In a paper published in the current issue of BMC Infectious Diseases, the JTCC researchers report that hydroxychloroquine use in the outpatient setting was associated with a reduction in hospitalization rates in mildly symptomatic individuals with COVID-19, compared to those not given to hydroxychloroquine. They called for additional exploration of hydroxychloroquine to clarify its role in the outpatient treatment of COVID-19.

"We were very pleased to see a statistically significant reduction in the risk of subsequent hospitalization in mildly symptomatic outpatients treated with hydroxychloroquine," said lead investigator Andrew Ip, MD, MS, Director of the Division of Outcomes and Value Research at JTCC, and an attending physician in the Division of Lymphoma and Division of Myeloma at JTCC. "The results are especially encouraging in light of previous observational studies in which hydroxychloroquine did not appear to reduce the risk of death in hospitalized patients with COVID-19. We hope our findings lead to further investigation of this drug as a potentially viable oral outpatient therapy for early-stage COVID-19." Ip is an associate member of Georgetown Lombardi.

Dr. Ip and colleagues collected and evaluated data from 1,274 outpatients identified through electronic health records as having documented COVID-19 infection, of whom 97 (7.6%) were prescribed hydroxychloroquine prior to any COVID-19-related hospitalization. They also constructed a propensity-matched sample of 1,067 patients, consisting of 97 who were exposed to hydroxychloroquine in the outpatient setting and 970 without such exposure. A total of 326 (30.6%) patients in the propensity-matched cohort subsequently required hospitalization, including 21 (21.6%) treated with hydroxychloroquine and 305 (31.4%) patients not exposed to the drug. In the primary multivariable logistic regression analysis with propensity matching, exposure to hydroxychloroquine was associated with a reduced rate of hospitalization related to progressive COVID-19 illness (odds ratio 0.53; 95% confidence interval, 0.29, 0.95). Sensitivity analyses revealed similar associations.

"The odds ratio of 0.53 means that outpatients treated with hydroxychloroquine had about half the odds of subsequent hospitalization compared to those who didn't receive the drug, and this finding was statistically significant," Dr. Ip explained. "At a time of surging rates of COVID-19 cases and hospitalizations, keeping patients out of the hospital becomes a public health imperative."

Safety events in the study were minimal, with 2% of patients experiencing asymptomatic QTc prolongation (a measure of delayed ventricular repolarization, indicating that the heart muscle takes longer than normal to recharge between beats) and none experiencing arrhythmia.

The 30.6% subsequent hospitalization rate in the observational cohort is higher than current state and national hospitalization rates, the researchers noted. "We conducted this study early in the course of the pandemic in the United States, during a timeframe when testing for COVID-19 was largely limited to symptomatic individuals," noted Dr. Ip. "We therefore suspect that the observational cohort was biased toward individuals with more advanced disease and a higher likelihood of hospitalization than the general population of those infected with the virus that causes COVID-19."

Additional limitations to the study included the relatively small sample size, the lack of confirmation of prescription filling or of full adherence to the complete course of hydroxychloroquine therapy, and the inability to account for hospitalization outside the Hackensack Meridian Health network.
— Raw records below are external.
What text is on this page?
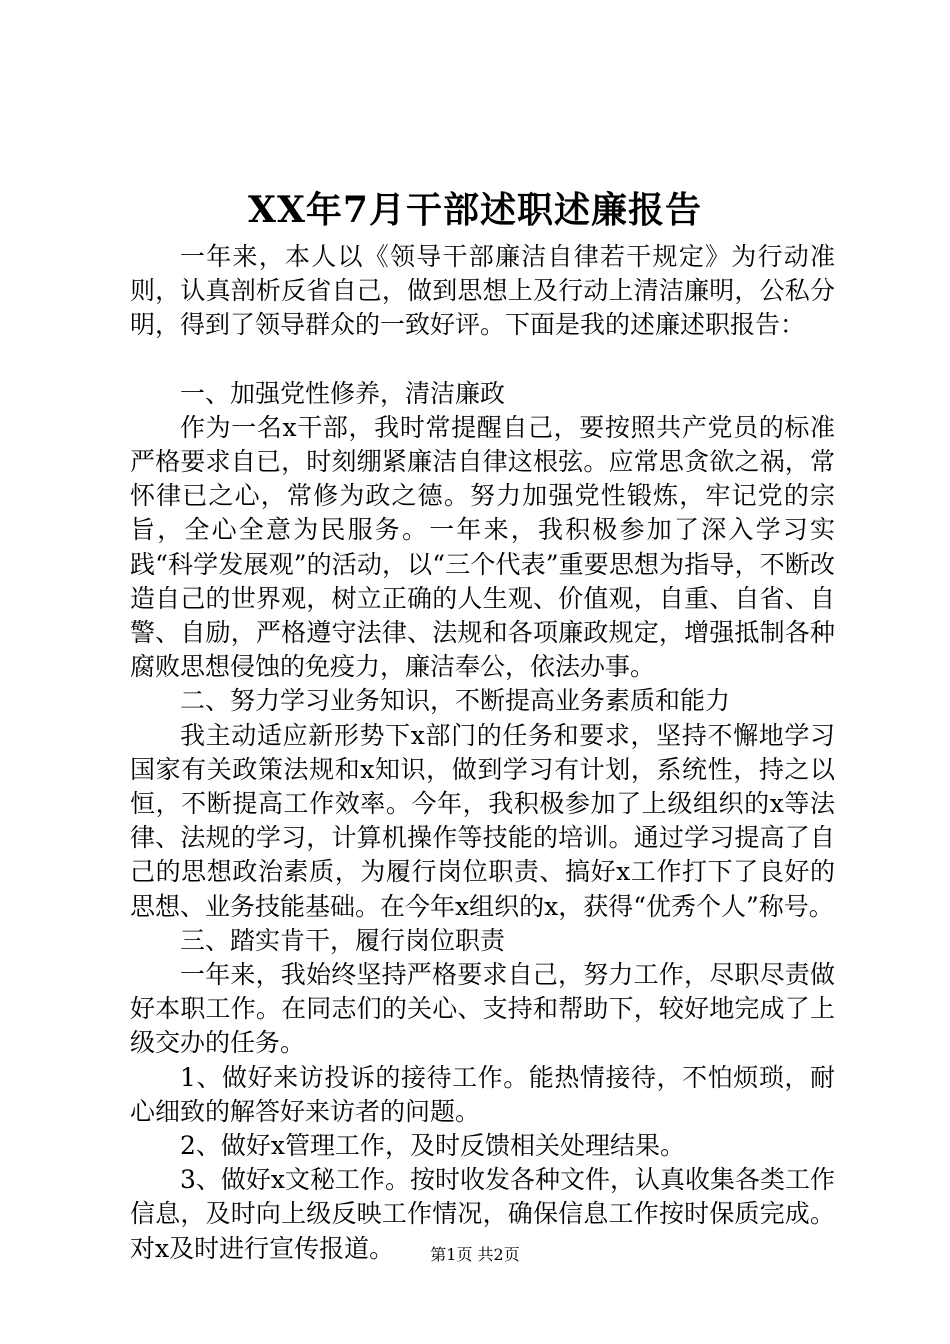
XX年7月干部述职述廉报告

一年来，本人以《领导干部廉洁自律若干规定》为行动准则，认真剖析反省自己，做到思想上及行动上清洁廉明，公私分明，得到了领导群众的一致好评。下面是我的述廉述职报告：

一、加强党性修养，清洁廉政

作为一名x干部，我时常提醒自己，要按照共产党员的标准严格要求自已，时刻绷紧廉洁自律这根弦。应常思贪欲之祸，常怀律已之心，常修为政之德。努力加强党性锻炼，牢记党的宗旨，全心全意为民服务。一年来，我积极参加了深入学习实践“科学发展观”的活动，以“三个代表”重要思想为指导，不断改造自己的世界观，树立正确的人生观、价值观，自重、自省、自警、自励，严格遵守法律、法规和各项廉政规定，增强抵制各种腐败思想侵蚀的免疫力，廉洁奉公，依法办事。

二、努力学习业务知识，不断提高业务素质和能力

我主动适应新形势下x部门的任务和要求，坚持不懈地学习国家有关政策法规和x知识，做到学习有计划，系统性，持之以恒，不断提高工作效率。今年，我积极参加了上级组织的x等法律、法规的学习，计算机操作等技能的培训。通过学习提高了自己的思想政治素质，为履行岗位职责、搞好x工作打下了良好的思想、业务技能基础。在今年x组织的x，获得“优秀个人”称号。

三、踏实肯干，履行岗位职责

一年来，我始终坚持严格要求自己，努力工作，尽职尽责做好本职工作。在同志们的关心、支持和帮助下，较好地完成了上级交办的任务。

1、做好来访投诉的接待工作。能热情接待，不怕烦琐，耐心细致的解答好来访者的问题。

2、做好x管理工作，及时反馈相关处理结果。

3、做好x文秘工作。按时收发各种文件，认真收集各类工作信息，及时向上级反映工作情况，确保信息工作按时保质完成。对x及时进行宣传报道。	第1页 共2页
The researchers further caution that results from an observational study cannot be used to assert a causal relationship, and that the findings need to be validated in a randomized controlled clinical trial.

"I am very proud of all the efforts by our JTCC team, in particular initiating a registry of COVID patients during the early days of the pandemic. With it, we can now inform on potential treatment benefits for subsets of patients," commented Andre Goy, MD, MS, Chairman and Director of JTCC, and a co-author of the BMC Infectious Diseases paper. "There has been a lot of debate around hydroxychloroquine with mixed results. Part of the reason was due to using it at different phases of the infection and/or in different patient populations. Efforts to mitigate the course of disease and reduce hospitalization are obviously critical in COVID19 to improve patient outcomes while presumably easing the strain on overburdened health systems."